Data extraction software estimates data based on image files such as scanned charts and graphs. Carl Witthoft suggested this category and provided us with several starting programs. Also see graphing / data visualization software; and general statistics packages. Page fully updated January 2021.
Current version: 12.1
Free. Signed. Catalina-ready.
Listing updated: 1/21/2021; software updated in 2019
"...converts an image file showing a graph or map, into numbers. The numbers can be read on the screen, and written or copied to a spreadsheet." Can remove gridlines, match points, trace curves, match axes, handle a wide variety of graph types, and has other nifty features. Linux, OS X, and Windows versions; it’s on the Mac App Store.
Engauge Digitizer takes images in PNG, JPG, and TIF format and recovers the data points from graphs, possibly to be used in new graphs. Work can be saved in DIG format for later editing. Engauge Digitizer has numerous special features to make data more accurate and easier to obtain; it’s pretty impressive.
Current version: DataThief III 1.7; Java program
$25 (version 1 was postcard/beerware)
Listing updated 1/21/2021. Software updated 2015.
Unsigned. Runs under Catalina.
DataThief reverse engineers data from a scanned plot, so you can incorporate published data in your plots—very handy if you need to compare your data with that of an article that doesn’t provide it in a table.
The current crossplatform version, using Java, can trace most continuous lines, even when they cross themselves, and can convert numbers to other formats (e.g. dates). Version III works on MacOS 8 and 9 as well as X and those other platforms. DataThief II (version 1.21), for older Macs, is still available on the DataThief web site.

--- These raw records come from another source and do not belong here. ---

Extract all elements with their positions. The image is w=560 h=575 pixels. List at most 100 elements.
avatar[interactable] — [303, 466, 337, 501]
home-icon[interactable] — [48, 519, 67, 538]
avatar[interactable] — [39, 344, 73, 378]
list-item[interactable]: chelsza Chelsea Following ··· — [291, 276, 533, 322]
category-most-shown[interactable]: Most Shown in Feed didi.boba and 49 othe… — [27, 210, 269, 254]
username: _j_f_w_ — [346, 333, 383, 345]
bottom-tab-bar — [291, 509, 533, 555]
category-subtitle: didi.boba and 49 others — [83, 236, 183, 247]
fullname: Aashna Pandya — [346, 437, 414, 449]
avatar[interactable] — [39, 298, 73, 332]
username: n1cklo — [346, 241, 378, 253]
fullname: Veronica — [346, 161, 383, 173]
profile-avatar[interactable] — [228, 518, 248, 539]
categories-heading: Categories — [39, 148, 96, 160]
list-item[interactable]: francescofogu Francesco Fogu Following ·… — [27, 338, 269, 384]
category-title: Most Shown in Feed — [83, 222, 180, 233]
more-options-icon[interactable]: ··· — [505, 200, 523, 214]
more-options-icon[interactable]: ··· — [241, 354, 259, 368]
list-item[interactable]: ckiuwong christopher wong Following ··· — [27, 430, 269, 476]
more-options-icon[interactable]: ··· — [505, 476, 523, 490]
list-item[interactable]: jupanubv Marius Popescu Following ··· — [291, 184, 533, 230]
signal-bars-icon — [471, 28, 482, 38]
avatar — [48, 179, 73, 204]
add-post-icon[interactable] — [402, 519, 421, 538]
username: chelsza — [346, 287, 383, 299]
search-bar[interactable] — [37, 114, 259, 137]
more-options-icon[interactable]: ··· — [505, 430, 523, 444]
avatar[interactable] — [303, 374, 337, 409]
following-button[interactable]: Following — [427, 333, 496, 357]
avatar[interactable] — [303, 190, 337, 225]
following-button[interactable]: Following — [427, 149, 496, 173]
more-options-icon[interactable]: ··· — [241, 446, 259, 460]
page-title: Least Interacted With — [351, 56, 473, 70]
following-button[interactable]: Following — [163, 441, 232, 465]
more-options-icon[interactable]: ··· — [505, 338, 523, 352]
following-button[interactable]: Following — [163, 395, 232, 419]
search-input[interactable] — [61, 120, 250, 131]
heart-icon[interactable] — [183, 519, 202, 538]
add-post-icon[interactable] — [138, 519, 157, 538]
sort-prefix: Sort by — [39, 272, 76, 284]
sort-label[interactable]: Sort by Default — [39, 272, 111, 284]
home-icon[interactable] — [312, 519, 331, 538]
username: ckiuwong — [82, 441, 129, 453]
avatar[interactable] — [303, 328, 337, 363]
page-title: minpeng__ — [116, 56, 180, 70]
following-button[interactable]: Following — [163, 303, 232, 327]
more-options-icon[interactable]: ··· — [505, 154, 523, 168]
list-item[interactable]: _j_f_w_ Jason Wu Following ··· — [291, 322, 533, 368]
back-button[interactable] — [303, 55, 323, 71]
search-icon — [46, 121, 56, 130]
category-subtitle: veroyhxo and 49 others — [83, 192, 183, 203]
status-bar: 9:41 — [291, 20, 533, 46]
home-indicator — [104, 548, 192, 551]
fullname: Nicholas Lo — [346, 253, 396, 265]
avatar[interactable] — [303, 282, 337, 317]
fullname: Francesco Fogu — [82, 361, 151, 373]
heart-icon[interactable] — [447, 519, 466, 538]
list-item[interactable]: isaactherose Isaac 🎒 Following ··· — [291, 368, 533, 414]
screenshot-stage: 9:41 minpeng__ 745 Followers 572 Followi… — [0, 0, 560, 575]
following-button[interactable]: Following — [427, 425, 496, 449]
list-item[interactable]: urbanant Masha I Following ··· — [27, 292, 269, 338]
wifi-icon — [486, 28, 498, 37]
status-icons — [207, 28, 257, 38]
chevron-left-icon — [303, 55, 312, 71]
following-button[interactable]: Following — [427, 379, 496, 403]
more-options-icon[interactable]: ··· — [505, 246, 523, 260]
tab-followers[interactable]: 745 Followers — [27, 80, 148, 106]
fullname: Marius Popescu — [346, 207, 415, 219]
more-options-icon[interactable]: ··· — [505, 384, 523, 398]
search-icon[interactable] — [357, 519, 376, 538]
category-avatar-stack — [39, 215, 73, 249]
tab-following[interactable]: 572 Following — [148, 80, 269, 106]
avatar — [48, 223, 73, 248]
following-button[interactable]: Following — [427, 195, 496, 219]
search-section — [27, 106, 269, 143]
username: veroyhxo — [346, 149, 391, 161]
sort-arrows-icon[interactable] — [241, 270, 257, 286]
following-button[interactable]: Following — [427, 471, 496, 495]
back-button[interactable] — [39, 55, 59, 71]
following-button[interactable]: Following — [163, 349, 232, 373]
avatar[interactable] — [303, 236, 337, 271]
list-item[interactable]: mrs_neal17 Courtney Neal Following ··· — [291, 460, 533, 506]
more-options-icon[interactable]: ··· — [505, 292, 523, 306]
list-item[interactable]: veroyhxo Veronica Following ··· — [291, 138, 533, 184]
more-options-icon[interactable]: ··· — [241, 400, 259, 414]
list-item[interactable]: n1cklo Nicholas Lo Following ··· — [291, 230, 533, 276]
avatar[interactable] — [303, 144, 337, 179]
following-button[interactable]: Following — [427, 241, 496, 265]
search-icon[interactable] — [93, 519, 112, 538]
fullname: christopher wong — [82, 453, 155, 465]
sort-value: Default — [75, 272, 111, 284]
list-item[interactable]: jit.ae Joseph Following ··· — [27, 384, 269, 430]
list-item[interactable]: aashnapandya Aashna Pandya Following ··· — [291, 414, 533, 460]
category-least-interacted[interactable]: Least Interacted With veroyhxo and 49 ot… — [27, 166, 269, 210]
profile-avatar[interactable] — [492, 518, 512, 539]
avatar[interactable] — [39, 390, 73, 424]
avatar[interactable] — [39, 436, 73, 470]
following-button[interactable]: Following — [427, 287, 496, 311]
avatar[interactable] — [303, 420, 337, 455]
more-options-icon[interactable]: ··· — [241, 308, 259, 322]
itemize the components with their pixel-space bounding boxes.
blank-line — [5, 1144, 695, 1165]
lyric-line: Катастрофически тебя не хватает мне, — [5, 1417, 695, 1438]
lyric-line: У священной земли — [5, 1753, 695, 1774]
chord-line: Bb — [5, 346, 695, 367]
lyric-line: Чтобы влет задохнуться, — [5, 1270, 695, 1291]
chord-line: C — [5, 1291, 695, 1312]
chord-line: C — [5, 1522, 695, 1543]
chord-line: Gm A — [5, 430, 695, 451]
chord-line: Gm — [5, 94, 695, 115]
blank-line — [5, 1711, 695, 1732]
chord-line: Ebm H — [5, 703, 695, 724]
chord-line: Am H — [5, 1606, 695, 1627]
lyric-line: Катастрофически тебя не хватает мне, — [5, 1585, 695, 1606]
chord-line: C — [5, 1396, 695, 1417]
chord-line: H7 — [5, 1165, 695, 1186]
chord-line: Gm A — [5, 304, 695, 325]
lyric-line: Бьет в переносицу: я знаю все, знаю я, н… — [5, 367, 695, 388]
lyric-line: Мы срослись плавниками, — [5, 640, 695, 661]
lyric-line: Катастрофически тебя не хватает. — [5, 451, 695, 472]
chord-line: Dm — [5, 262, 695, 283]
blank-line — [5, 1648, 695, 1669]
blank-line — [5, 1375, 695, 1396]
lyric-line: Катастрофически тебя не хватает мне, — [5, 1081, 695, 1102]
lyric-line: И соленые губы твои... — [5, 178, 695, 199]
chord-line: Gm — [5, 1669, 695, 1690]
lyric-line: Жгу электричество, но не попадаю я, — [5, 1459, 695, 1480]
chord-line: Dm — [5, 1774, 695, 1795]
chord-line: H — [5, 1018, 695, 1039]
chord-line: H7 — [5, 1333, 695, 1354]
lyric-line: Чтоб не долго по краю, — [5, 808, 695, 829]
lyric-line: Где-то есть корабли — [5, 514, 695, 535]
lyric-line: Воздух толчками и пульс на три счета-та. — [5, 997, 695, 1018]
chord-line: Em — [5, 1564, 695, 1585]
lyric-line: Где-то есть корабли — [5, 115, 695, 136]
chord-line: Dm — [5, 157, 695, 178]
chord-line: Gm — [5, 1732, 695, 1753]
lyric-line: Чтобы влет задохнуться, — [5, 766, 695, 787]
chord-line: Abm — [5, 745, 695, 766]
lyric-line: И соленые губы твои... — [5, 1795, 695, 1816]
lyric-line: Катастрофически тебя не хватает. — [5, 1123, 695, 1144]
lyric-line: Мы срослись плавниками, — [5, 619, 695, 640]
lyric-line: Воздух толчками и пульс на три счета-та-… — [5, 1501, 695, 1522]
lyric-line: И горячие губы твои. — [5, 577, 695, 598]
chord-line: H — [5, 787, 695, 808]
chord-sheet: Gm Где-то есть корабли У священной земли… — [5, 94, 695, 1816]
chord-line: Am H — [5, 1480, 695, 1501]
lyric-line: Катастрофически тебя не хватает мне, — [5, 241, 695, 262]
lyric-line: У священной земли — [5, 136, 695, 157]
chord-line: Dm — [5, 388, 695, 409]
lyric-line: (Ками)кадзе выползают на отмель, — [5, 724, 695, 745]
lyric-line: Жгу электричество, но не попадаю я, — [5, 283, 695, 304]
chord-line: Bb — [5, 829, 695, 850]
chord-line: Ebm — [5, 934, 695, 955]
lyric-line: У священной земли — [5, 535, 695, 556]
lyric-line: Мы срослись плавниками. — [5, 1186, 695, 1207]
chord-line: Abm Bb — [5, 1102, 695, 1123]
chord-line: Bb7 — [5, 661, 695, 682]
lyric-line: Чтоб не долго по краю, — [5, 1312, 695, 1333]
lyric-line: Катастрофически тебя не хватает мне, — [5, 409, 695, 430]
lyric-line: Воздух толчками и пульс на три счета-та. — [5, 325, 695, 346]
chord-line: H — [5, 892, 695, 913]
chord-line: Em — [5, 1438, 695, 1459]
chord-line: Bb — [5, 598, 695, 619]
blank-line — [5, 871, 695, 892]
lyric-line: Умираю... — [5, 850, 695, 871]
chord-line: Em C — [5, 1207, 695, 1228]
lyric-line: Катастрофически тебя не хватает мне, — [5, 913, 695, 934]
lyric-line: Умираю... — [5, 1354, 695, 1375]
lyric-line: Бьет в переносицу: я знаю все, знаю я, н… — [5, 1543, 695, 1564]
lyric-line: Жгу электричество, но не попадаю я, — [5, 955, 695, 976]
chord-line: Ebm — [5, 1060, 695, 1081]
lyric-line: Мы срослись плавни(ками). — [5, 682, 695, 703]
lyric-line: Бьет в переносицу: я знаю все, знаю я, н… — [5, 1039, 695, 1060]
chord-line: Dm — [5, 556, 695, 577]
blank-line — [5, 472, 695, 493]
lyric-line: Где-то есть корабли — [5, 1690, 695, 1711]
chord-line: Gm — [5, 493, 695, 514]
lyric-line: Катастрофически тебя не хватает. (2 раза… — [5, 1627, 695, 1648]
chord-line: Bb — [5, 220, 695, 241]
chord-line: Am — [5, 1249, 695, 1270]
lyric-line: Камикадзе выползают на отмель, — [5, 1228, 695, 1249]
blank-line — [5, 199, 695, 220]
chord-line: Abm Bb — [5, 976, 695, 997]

The original version of DataThief was written by Kees Huyser and Jan van der Laan. Available from Bas Tummers.
Current version: 2.6.9. Supports Mac, Linux, Windows (Java program).
Listing updated: 1/21/21; program updated 10/10/20.
Plot Digitizer is a Java program for digitizing scanned plots of data, from GIF, JPEG, or PNG; you manually select values by clicking on each data point (which may help in complex graphs that automatic software doesn't do well). It can also be used to digitize scaled drawings, orthographic photos, etc.
There is a semi-automatic feature, for data that trends from left to right; you can paint the data you want with a brush, and “the program will automatically sort out grid lines, noise, etc, and will attempt to digitize the line for you. This feat is accomplished with the help of the open source autotrace image vectorization program.”